When I visit people as chaplain, I sometimes ask if I can pray for them. I don’t think anyone has ever refused. And most people express great relief and appreciation that someone has prayed for them. I think it gives them a sense of being re-connected to the community: someone cares about them. The interesting thing is how rarely folks take the initiative and ask me to pray for them. James says the sick should call for the elders of the church to pray over them – we need to take the first step for ourselves, it seems, and ask for prayer. We need to ask for relationship, communication…we can’t just expect it to happen.

And so it is too, says James, with the forgiveness of sins. When we have sinned against someone we must confess, ask for their prayers, and we will be forgiven. Sin takes us out of relationship too. It cuts us off from each other and the community. And when we confess, and ask for prayer, we are brought back into relationship. We are “healed’, you might say.

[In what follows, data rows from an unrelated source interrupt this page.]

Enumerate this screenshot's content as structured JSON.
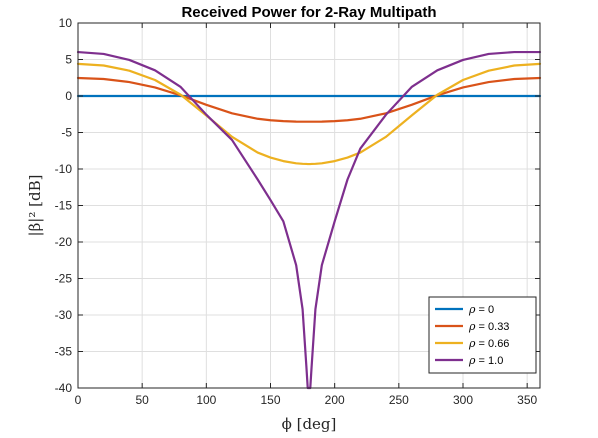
{
  "chart_data": {
    "type": "line",
    "title": "Received Power for 2-Ray Multipath",
    "xlabel": "ϕ [deg]",
    "ylabel": "|β|² [dB]",
    "xlim": [
      0,
      360
    ],
    "ylim": [
      -40,
      10
    ],
    "xticks": [
      0,
      50,
      100,
      150,
      200,
      250,
      300,
      350
    ],
    "yticks": [
      10,
      5,
      0,
      -5,
      -10,
      -15,
      -20,
      -25,
      -30,
      -35,
      -40
    ],
    "grid": true,
    "legend": {
      "position": "bottom-right"
    },
    "x": [
      0,
      20,
      40,
      60,
      80,
      100,
      120,
      140,
      150,
      160,
      170,
      175,
      178,
      179,
      180,
      181,
      182,
      185,
      190,
      200,
      210,
      220,
      240,
      260,
      280,
      300,
      320,
      340,
      360
    ],
    "series": [
      {
        "symbol": "ρ",
        "value": "0",
        "color": "#0072BD",
        "values": [
          0,
          0,
          0,
          0,
          0,
          0,
          0,
          0,
          0,
          0,
          0,
          0,
          0,
          0,
          0,
          0,
          0,
          0,
          0,
          0,
          0,
          0,
          0,
          0,
          0,
          0,
          0,
          0,
          0
        ]
      },
      {
        "symbol": "ρ",
        "value": "0.33",
        "color": "#D95319",
        "values": [
          2.47,
          2.33,
          1.91,
          1.17,
          0.09,
          -1.21,
          -2.37,
          -3.12,
          -3.32,
          -3.44,
          -3.51,
          -3.52,
          -3.52,
          -3.52,
          -3.52,
          -3.52,
          -3.52,
          -3.52,
          -3.51,
          -3.44,
          -3.32,
          -3.12,
          -2.37,
          -1.21,
          0.09,
          1.17,
          1.91,
          2.33,
          2.47
        ]
      },
      {
        "symbol": "ρ",
        "value": "0.66",
        "color": "#EDB120",
        "values": [
          4.4,
          4.18,
          3.47,
          2.19,
          0.17,
          -2.67,
          -5.59,
          -7.75,
          -8.43,
          -8.92,
          -9.22,
          -9.29,
          -9.31,
          -9.32,
          -9.32,
          -9.32,
          -9.31,
          -9.29,
          -9.22,
          -8.92,
          -8.43,
          -7.75,
          -5.59,
          -2.67,
          0.17,
          2.19,
          3.47,
          4.18,
          4.4
        ]
      },
      {
        "symbol": "ρ",
        "value": "1.0",
        "color": "#7E2F8E",
        "values": [
          6.02,
          5.76,
          4.94,
          3.52,
          1.24,
          -2.56,
          -6.02,
          -11.44,
          -14.25,
          -17.16,
          -23.18,
          -29.2,
          -37.16,
          -40,
          -40,
          -40,
          -37.16,
          -29.2,
          -23.18,
          -17.16,
          -11.44,
          -7.2,
          -2.56,
          1.24,
          3.52,
          4.94,
          5.76,
          6.02,
          6.02
        ]
      }
    ]
  }
}
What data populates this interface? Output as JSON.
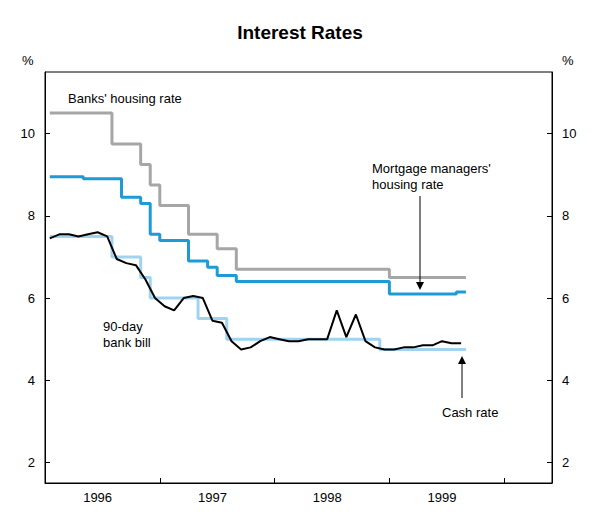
{
  "chart_data": {
    "type": "line",
    "title": "Interest Rates",
    "y_label": "%",
    "y2_label": "%",
    "categories": [
      null,
      null,
      null,
      null,
      null,
      "1996",
      null,
      null,
      null,
      null,
      null,
      null,
      null,
      null,
      null,
      null,
      null,
      "1997",
      null,
      null,
      null,
      null,
      null,
      null,
      null,
      null,
      null,
      null,
      null,
      "1998",
      null,
      null,
      null,
      null,
      null,
      null,
      null,
      null,
      null,
      null,
      null,
      "1999",
      null,
      null,
      null,
      null,
      null,
      null,
      null,
      null,
      null,
      null,
      null
    ],
    "series": [
      {
        "name": "Banks' housing rate",
        "color": "#a6a6a6",
        "line_style": "step",
        "values": [
          10.5,
          10.5,
          10.5,
          10.5,
          10.5,
          10.5,
          10.5,
          9.75,
          9.75,
          9.75,
          9.25,
          8.75,
          8.25,
          8.25,
          8.25,
          7.55,
          7.55,
          7.55,
          7.2,
          7.2,
          6.7,
          6.7,
          6.7,
          6.7,
          6.7,
          6.7,
          6.7,
          6.7,
          6.7,
          6.7,
          6.7,
          6.7,
          6.7,
          6.7,
          6.7,
          6.7,
          6.5,
          6.5,
          6.5,
          6.5,
          6.5,
          6.5,
          6.5,
          6.5,
          null,
          null,
          null,
          null,
          null,
          null,
          null,
          null,
          null
        ]
      },
      {
        "name": "Mortgage managers' housing rate",
        "color": "#1e9bd7",
        "line_style": "step",
        "values": [
          8.95,
          8.95,
          8.95,
          8.95,
          8.9,
          8.9,
          8.9,
          8.9,
          8.45,
          8.45,
          8.3,
          7.55,
          7.4,
          7.4,
          7.4,
          6.9,
          6.9,
          6.75,
          6.55,
          6.55,
          6.4,
          6.4,
          6.4,
          6.4,
          6.4,
          6.4,
          6.4,
          6.4,
          6.4,
          6.4,
          6.4,
          6.4,
          6.4,
          6.4,
          6.4,
          6.4,
          6.1,
          6.1,
          6.1,
          6.1,
          6.1,
          6.1,
          6.1,
          6.15,
          null,
          null,
          null,
          null,
          null,
          null,
          null,
          null,
          null
        ]
      },
      {
        "name": "Cash rate",
        "color": "#9fd3f0",
        "line_style": "step",
        "values": [
          7.5,
          7.5,
          7.5,
          7.5,
          7.5,
          7.5,
          7.5,
          7.0,
          7.0,
          7.0,
          6.5,
          6.0,
          6.0,
          6.0,
          6.0,
          6.0,
          5.5,
          5.5,
          5.5,
          5.0,
          5.0,
          5.0,
          5.0,
          5.0,
          5.0,
          5.0,
          5.0,
          5.0,
          5.0,
          5.0,
          5.0,
          5.0,
          5.0,
          5.0,
          5.0,
          4.75,
          4.75,
          4.75,
          4.75,
          4.75,
          4.75,
          4.75,
          4.75,
          4.75,
          null,
          null,
          null,
          null,
          null,
          null,
          null,
          null,
          null
        ]
      },
      {
        "name": "90-day bank bill",
        "color": "#000000",
        "line_style": "solid",
        "values": [
          7.45,
          7.55,
          7.55,
          7.5,
          7.55,
          7.6,
          7.5,
          6.95,
          6.85,
          6.8,
          6.45,
          6.0,
          5.8,
          5.7,
          6.0,
          6.05,
          6.0,
          5.45,
          5.4,
          4.95,
          4.75,
          4.8,
          4.95,
          5.05,
          5.0,
          4.95,
          4.95,
          5.0,
          5.0,
          5.0,
          5.7,
          5.05,
          5.6,
          4.95,
          4.8,
          4.75,
          4.75,
          4.8,
          4.8,
          4.85,
          4.85,
          4.95,
          4.9,
          4.9,
          null,
          null,
          null,
          null,
          null,
          null,
          null,
          null,
          null
        ]
      }
    ],
    "ylim": [
      1.5,
      11.5
    ],
    "yticks": [
      2,
      4,
      6,
      8,
      10
    ],
    "y2lim": [
      1.5,
      11.5
    ],
    "y2ticks": [
      2,
      4,
      6,
      8,
      10
    ],
    "grid": false
  }
}
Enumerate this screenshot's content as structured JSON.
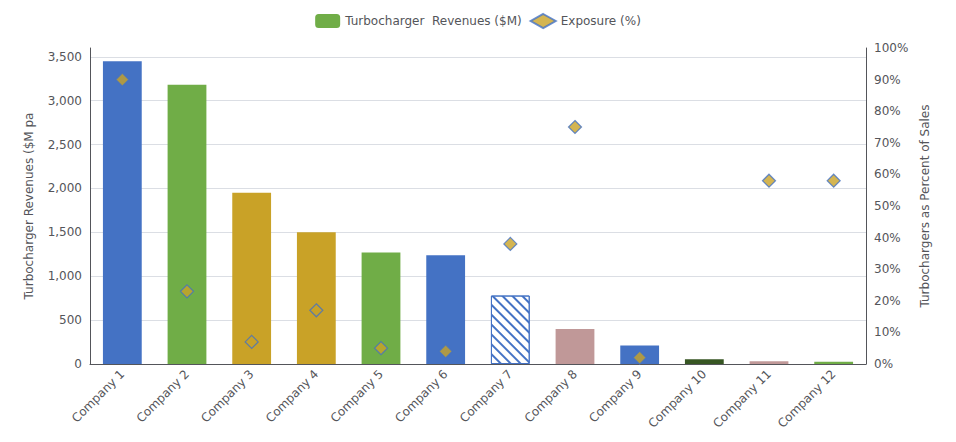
{
  "chart_data": {
    "type": "bar",
    "categories": [
      "Company 1",
      "Company 2",
      "Company 3",
      "Company 4",
      "Company 5",
      "Company 6",
      "Company 7",
      "Company 8",
      "Company 9",
      "Company 10",
      "Company 11",
      "Company 12"
    ],
    "series": [
      {
        "name": "Turbocharger  Revenues ($M)",
        "type": "bar",
        "color": "#70AD47",
        "colors": [
          "#4472C4",
          "#70AD47",
          "#C9A227",
          "#C9A227",
          "#70AD47",
          "#4472C4",
          "#FFFFFF",
          "#C09898",
          "#4472C4",
          "#375623",
          "#C09898",
          "#70AD47"
        ],
        "values": [
          3450,
          3180,
          1950,
          1500,
          1270,
          1240,
          780,
          400,
          210,
          55,
          30,
          25
        ]
      },
      {
        "name": "Exposure (%)",
        "type": "scatter",
        "marker": "diamond",
        "color": "#C9A227",
        "axis": "y2",
        "values": [
          0.9,
          0.23,
          0.07,
          0.17,
          0.05,
          0.04,
          0.38,
          0.75,
          0.02,
          null,
          0.58,
          0.58
        ]
      }
    ],
    "ylabel": "Turbocharger Revenues ($M pa",
    "y2label": "Turbochargers as Percent of Sales",
    "ylim": [
      0,
      3600
    ],
    "yticks": [
      0,
      500,
      {
        "value": 1000,
        "label": "1,000"
      },
      {
        "value": 1500,
        "label": "1,500"
      },
      {
        "value": 2000,
        "label": "2,000"
      },
      {
        "value": 2500,
        "label": "2,500"
      },
      {
        "value": 3000,
        "label": "3,000"
      },
      {
        "value": 3500,
        "label": "3,500"
      }
    ],
    "y2lim": [
      0,
      1.0
    ],
    "y2ticks": [
      {
        "value": 0.0,
        "label": "0%"
      },
      {
        "value": 0.1,
        "label": "10%"
      },
      {
        "value": 0.2,
        "label": "20%"
      },
      {
        "value": 0.3,
        "label": "30%"
      },
      {
        "value": 0.4,
        "label": "40%"
      },
      {
        "value": 0.5,
        "label": "50%"
      },
      {
        "value": 0.6,
        "label": "60%"
      },
      {
        "value": 0.7,
        "label": "70%"
      },
      {
        "value": 0.8,
        "label": "80%"
      },
      {
        "value": 0.9,
        "label": "90%"
      },
      {
        "value": 1.0,
        "label": "100%"
      }
    ],
    "grid": true,
    "legend": "top"
  }
}
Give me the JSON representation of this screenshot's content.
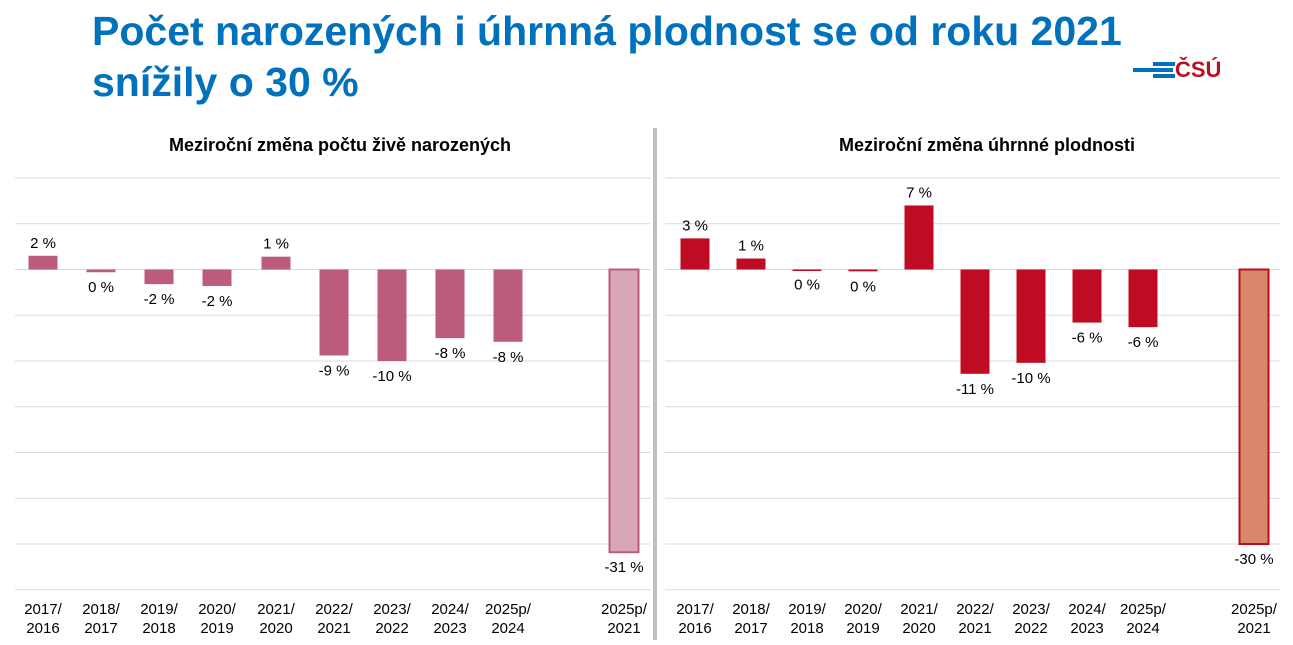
{
  "title": "Počet narozených i úhrnná plodnost se od roku 2021 snížily o 30 %",
  "logo_text": "ČSÚ",
  "colors": {
    "title": "#0071bc",
    "births": "#bd5b7f",
    "births_highlight": "#d9a6b7",
    "fertility": "#c00c22",
    "fertility_highlight": "#d9876b"
  },
  "chart_data": [
    {
      "type": "bar",
      "title": "Meziroční změna počtu živě narozených",
      "categories": [
        "2017/\n2016",
        "2018/\n2017",
        "2019/\n2018",
        "2020/\n2019",
        "2021/\n2020",
        "2022/\n2021",
        "2023/\n2022",
        "2024/\n2023",
        "2025p/\n2024",
        "2025p/\n2021"
      ],
      "values": [
        1.5,
        -0.3,
        -1.6,
        -1.8,
        1.4,
        -9.4,
        -10.0,
        -7.5,
        -7.9,
        -30.9
      ],
      "labels": [
        "2 %",
        "0 %",
        "-2 %",
        "-2 %",
        "1 %",
        "-9 %",
        "-10 %",
        "-8 %",
        "-8 %",
        "-31 %"
      ],
      "ylim": [
        -35,
        10
      ],
      "grid": true
    },
    {
      "type": "bar",
      "title": "Meziroční změna úhrnné plodnosti",
      "categories": [
        "2017/\n2016",
        "2018/\n2017",
        "2019/\n2018",
        "2020/\n2019",
        "2021/\n2020",
        "2022/\n2021",
        "2023/\n2022",
        "2024/\n2023",
        "2025p/\n2024",
        "2025p/\n2021"
      ],
      "values": [
        3.4,
        1.2,
        0,
        -0.2,
        7.0,
        -11.4,
        -10.2,
        -5.8,
        -6.3,
        -30.0
      ],
      "labels": [
        "3 %",
        "1 %",
        "0 %",
        "0 %",
        "7 %",
        "-11 %",
        "-10 %",
        "-6 %",
        "-6 %",
        "-30 %"
      ],
      "ylim": [
        -35,
        10
      ],
      "grid": true
    }
  ]
}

So - enough talk! When I was preparing for this morning, I had pages and pages of notes, and finally I realized we just need to experience being prayed for. So this morning I want to take a few minutes and invite you to come for prayer, for healing or forgiveness, for whatever you need. I was going to go around to each of you and pray over you, but I noticed that James says that we should ask for prayer. So I’m going to stay here, quietly, by the font for a few minutes. I’m going to turn off my mic, and if anyone would like to come forward and have me pray over you, I would be delighted to do that. (Those of you who are sitting in your seats can also pray silently for the people who come forward, or you can just rest quietly in God’s presence.)

[You can tell that this is what I'm saying in a church, with several people present. I encourage you, too, to find someone and ask them to pray over you. Fancy words are not important - it's the feeling of relationship and healing that comes from being present, together, before our God.]